AK Test: Kein Verlass aufs Ablaufdatum bei verpackten Fischen

Ein Drittel der verpackten Räucherlachse am Ablauftag schlecht

Wien (AK) - Die Haltbarkeitsfristen bei verpackten Fischen stimmen nicht, kritisieren die AK-Konsumentenschützer. Ein Einkaufstest in 16 Wiener Geschäften zeigt: Jeder dritte verpackte Räucherlachs war bereits am Tag der Ablauffrist verdorben. Davon waren drei Proben sogar gesundheitsschädlich. Die Konsumenten müssen sich auf das Ablaufdatum verlassen können, sagen die AK-Konsumentenschützer, da es ein wichtiger Anhaltspunkt ist. Die AK fordert daher kürzere Haltbarkeitsfristen vom Verpacker sowie die Einhaltung und bessere Kontrolle der Lagertemperaturen. ****

Frische Fische liegen am Eis in der Vitrine, Schrimpssalate, Heringe, Meeresfrüche - die Konsumenten haben eine große Auswahl für ihren Heringschmaus.
Die AK-Konsumentenschützer wollten es genau wissen und haben daher verpackte Fische unter die Lupe genommen: Sie haben 30 vorverpackte Räucher- und Gravedlachse in 16 Geschäften eingekauft (Merkur, Billa, Mondo, Zielpunkt, Magnet, Interspar, Eurospar, Spar, Hofer, Ikea) und am Tag des Ablaufdatums sensorisch und mikrobiologisch untersuchen lassen.
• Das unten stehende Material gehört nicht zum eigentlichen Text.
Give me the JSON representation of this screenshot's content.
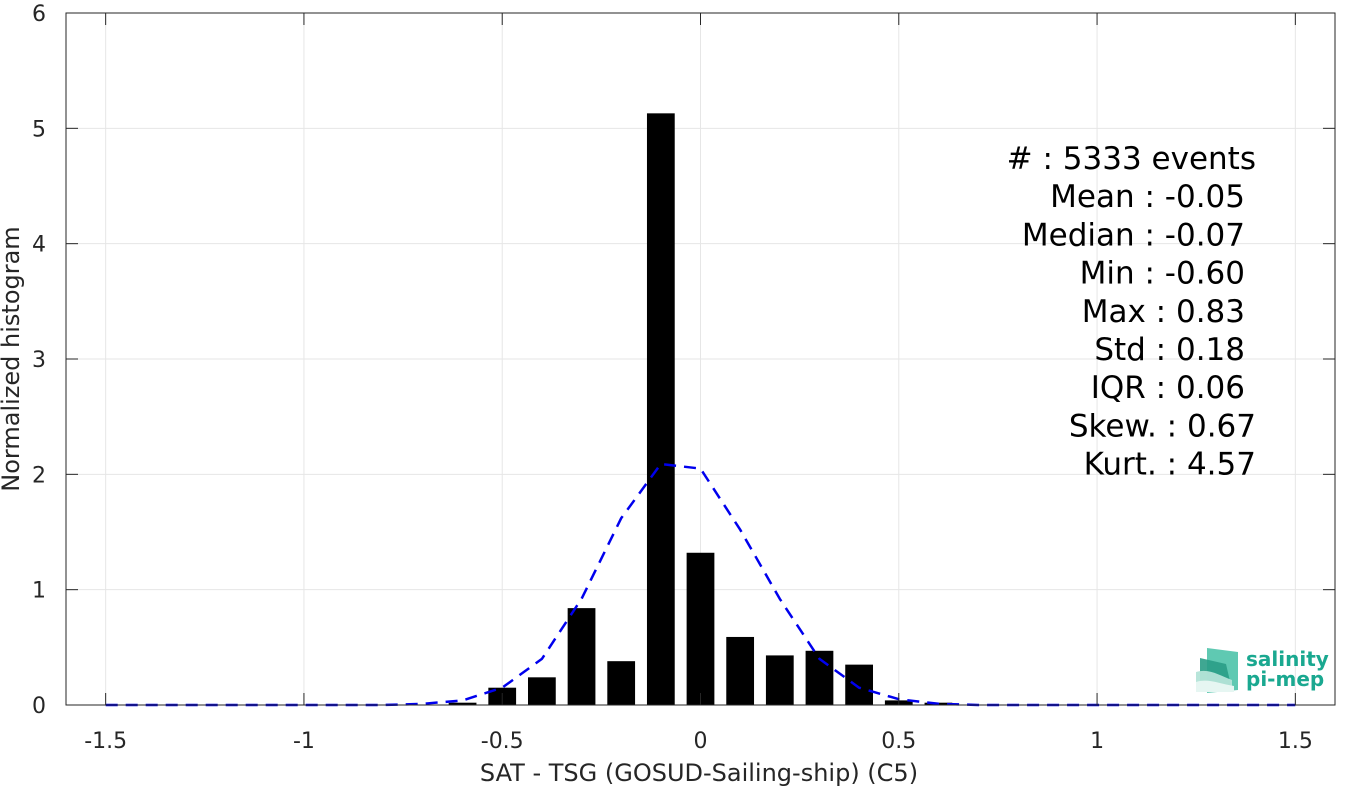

Die Untersuchung hat die Lebensmitteluntersuchungsanstalt der Gemeinde Wien durchgeführt.

Ein Drittel schlecht
Ein Drittel (10) der verpackten Räucherlachse wurde bereits am Tag der Ablauffrist beanstandet: Sieben Proben waren mikrobiologisch und sensorisch verdorben, und drei Proben waren sogar gesundheitsschädlich, weil Listerien festgestellt wurden. Listerien sind pathogene Keime, die vor allem für Schwangere und das ungeborene Kind gefährlich sein können.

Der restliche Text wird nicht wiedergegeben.